Please use this identifier to cite or link to this item: https://cris.library.msu.ac.zw//handle/11408/2878
Title: Did children matter? : unprotected children in “protected villages” created by the Rhodesian regime during the liberation struggle for Zimbabwe, (1970-1979)
Authors: Mazambani, Ishmael
Keywords: Historical analysis
Children
African people
Issue Date: 2016
Publisher: Midlands State University
Abstract: This thesis provides a historical analysis of the plight of children who were the most vulnerable group and unprotected inside Protected Villages (PVs). It contributes to the historiography of the liberation struggle in Zimbabwe with special focus on experiences of children inside Protected Villages (PVs/Keeps). PVs were first established in 1973 by the Rhodesian Government as a counter-insurgency strategy to isolate the guerrillas. The thesis further unmasks the official Rhodesian justification of the establishment of Keeps, captures the African perspectives on Keeps, and articulates the psychological ramifications of life inside Keeps on children and the humanitarian crisis faced by caged children. The thesis is empirically grounded in various case studies of Keeps across Rhodesia. The experience of children inside Keeps remains under-researched in Zimbabwean historiography. The thesis contends that children inside PVs deserve serious historical investigation in order to understand and appreciate the fact that children were not spared by war.
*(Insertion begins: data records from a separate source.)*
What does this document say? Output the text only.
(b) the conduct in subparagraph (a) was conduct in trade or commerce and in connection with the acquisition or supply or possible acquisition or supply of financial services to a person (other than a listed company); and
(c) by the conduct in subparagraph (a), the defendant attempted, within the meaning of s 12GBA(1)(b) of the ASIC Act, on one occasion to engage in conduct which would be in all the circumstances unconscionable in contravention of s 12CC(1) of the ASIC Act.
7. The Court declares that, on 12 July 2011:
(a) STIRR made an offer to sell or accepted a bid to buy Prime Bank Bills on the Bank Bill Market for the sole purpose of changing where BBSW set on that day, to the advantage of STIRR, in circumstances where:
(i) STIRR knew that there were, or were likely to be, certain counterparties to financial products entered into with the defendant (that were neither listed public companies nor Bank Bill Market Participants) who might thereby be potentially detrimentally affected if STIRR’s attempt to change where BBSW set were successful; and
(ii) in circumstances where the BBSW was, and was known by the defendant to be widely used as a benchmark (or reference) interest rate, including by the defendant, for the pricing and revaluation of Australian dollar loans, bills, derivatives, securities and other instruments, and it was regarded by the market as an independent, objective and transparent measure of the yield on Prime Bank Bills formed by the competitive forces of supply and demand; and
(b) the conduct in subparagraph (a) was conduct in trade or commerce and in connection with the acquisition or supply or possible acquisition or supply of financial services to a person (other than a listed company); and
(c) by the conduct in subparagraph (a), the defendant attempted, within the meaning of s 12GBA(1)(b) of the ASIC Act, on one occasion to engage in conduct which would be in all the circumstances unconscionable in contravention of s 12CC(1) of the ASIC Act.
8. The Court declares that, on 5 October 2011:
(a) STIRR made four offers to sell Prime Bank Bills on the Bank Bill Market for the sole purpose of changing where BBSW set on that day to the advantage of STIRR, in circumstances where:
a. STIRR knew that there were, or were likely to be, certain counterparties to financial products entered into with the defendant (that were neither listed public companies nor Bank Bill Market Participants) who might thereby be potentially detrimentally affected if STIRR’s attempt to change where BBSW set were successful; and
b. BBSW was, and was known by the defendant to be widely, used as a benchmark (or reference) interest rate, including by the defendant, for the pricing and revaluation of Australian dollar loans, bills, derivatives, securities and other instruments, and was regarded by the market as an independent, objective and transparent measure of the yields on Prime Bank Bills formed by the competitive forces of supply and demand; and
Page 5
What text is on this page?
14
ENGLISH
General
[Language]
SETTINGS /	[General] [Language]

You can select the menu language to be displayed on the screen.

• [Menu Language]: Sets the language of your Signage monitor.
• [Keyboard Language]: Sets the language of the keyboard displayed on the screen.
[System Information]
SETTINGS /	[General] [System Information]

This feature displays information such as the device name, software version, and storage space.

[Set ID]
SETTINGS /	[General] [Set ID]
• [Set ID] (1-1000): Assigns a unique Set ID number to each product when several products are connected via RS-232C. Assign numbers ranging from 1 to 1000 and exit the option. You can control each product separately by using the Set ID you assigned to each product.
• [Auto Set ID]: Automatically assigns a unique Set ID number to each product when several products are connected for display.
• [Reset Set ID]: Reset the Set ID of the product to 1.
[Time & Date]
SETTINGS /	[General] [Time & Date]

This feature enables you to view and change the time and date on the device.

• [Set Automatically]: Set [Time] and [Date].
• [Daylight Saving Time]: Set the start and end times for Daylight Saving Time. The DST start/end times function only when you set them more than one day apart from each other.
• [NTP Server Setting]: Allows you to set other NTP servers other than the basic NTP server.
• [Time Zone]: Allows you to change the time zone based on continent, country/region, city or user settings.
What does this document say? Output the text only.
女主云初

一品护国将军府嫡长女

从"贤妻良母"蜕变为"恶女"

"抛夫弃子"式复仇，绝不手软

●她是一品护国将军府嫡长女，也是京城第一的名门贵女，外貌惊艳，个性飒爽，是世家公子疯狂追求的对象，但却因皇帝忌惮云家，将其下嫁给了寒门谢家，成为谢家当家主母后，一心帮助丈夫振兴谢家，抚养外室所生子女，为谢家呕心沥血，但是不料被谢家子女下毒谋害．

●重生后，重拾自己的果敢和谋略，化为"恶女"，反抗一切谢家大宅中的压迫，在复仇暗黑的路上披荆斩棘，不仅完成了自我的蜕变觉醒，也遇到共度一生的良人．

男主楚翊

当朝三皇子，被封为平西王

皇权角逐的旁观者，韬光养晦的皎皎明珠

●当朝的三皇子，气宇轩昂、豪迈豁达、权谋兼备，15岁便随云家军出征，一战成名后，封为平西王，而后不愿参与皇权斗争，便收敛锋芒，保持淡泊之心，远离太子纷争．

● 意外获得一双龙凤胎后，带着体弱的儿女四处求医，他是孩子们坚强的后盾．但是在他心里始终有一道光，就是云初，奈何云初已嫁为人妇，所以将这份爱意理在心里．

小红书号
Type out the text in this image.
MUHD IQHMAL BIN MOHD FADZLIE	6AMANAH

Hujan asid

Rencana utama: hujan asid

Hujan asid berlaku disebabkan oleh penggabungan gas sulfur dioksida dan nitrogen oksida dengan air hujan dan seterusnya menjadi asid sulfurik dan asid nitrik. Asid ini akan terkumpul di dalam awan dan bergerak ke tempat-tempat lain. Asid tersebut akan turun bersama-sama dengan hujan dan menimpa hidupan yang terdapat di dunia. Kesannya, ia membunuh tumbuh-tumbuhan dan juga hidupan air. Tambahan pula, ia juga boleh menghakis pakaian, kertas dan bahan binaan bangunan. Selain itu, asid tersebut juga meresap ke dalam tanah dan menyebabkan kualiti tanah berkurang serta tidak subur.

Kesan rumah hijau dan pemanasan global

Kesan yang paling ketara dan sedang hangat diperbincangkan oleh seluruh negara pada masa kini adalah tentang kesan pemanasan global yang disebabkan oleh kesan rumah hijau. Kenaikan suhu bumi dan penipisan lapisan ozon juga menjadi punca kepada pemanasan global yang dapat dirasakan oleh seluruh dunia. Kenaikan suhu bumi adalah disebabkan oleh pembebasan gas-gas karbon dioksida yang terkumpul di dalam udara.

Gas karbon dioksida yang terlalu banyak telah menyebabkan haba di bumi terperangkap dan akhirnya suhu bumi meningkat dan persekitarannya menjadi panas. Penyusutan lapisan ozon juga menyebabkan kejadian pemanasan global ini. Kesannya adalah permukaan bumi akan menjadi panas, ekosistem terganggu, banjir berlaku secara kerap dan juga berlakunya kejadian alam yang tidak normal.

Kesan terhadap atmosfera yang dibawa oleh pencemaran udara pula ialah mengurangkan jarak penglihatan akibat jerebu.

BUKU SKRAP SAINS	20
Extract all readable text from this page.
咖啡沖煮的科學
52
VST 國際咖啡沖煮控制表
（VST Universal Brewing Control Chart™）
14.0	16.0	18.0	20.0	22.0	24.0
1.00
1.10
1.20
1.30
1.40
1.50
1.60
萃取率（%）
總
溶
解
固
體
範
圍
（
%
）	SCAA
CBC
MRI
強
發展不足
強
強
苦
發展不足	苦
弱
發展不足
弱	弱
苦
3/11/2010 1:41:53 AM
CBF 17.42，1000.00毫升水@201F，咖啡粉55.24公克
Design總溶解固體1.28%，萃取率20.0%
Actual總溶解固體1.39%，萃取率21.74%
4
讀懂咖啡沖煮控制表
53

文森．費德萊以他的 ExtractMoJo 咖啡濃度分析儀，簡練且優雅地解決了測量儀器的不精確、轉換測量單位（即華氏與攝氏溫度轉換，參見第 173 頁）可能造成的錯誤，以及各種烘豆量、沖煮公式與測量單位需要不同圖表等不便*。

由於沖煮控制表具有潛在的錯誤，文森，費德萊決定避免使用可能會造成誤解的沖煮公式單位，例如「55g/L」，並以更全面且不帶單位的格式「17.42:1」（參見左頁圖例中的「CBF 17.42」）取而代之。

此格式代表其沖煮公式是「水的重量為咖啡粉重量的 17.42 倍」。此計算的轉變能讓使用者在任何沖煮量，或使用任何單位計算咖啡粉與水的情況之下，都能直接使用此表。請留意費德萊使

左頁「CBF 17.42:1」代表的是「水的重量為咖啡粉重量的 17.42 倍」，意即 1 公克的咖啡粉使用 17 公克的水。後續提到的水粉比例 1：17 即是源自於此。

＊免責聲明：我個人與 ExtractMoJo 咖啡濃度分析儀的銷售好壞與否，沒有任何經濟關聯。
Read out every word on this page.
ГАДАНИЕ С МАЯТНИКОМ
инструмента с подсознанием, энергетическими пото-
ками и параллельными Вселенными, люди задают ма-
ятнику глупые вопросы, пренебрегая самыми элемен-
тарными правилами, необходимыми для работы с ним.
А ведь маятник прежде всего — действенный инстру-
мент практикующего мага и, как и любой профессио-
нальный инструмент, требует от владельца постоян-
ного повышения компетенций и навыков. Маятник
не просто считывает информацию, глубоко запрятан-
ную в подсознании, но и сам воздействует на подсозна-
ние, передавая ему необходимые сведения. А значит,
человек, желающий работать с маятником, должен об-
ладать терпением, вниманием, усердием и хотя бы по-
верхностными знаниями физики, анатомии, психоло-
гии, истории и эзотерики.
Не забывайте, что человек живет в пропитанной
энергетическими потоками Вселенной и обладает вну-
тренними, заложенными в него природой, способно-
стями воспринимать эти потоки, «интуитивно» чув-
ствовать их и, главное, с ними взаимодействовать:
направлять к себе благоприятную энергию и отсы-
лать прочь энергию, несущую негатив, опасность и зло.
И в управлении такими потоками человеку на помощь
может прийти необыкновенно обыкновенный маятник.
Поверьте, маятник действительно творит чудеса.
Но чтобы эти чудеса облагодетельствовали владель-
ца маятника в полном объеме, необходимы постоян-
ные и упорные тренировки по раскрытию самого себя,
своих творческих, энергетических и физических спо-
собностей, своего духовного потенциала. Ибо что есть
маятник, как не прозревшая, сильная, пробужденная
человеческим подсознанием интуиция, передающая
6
The thesis demonstrates empirically that children were military targets and were caught-up in the middle as the Rhodesian regime and the guerrillas used violence and coercion as a military and survival strategy. Keeps exposed children to sexual abuse, diseases, hunger, shortages and other vices associated with horrific conditions inside these punishment enclosures. The thesis is based on extensive oral testimonies of former inmates, archival sources, secondary sources and official Rhodesian sources. The thesis subverts the Rhodesian colonial propaganda that Keeps were established for humanitarian reasons as safe havens which protected children in particular and African people in general. The thesis is anchored in the deconstructive approach. Colonial and nationalist narratives of Protected Villages will be deconstructed and a new narrative by those who were children inside them will be constructed. Primary and secondary sources were used in the construction of this new narrative.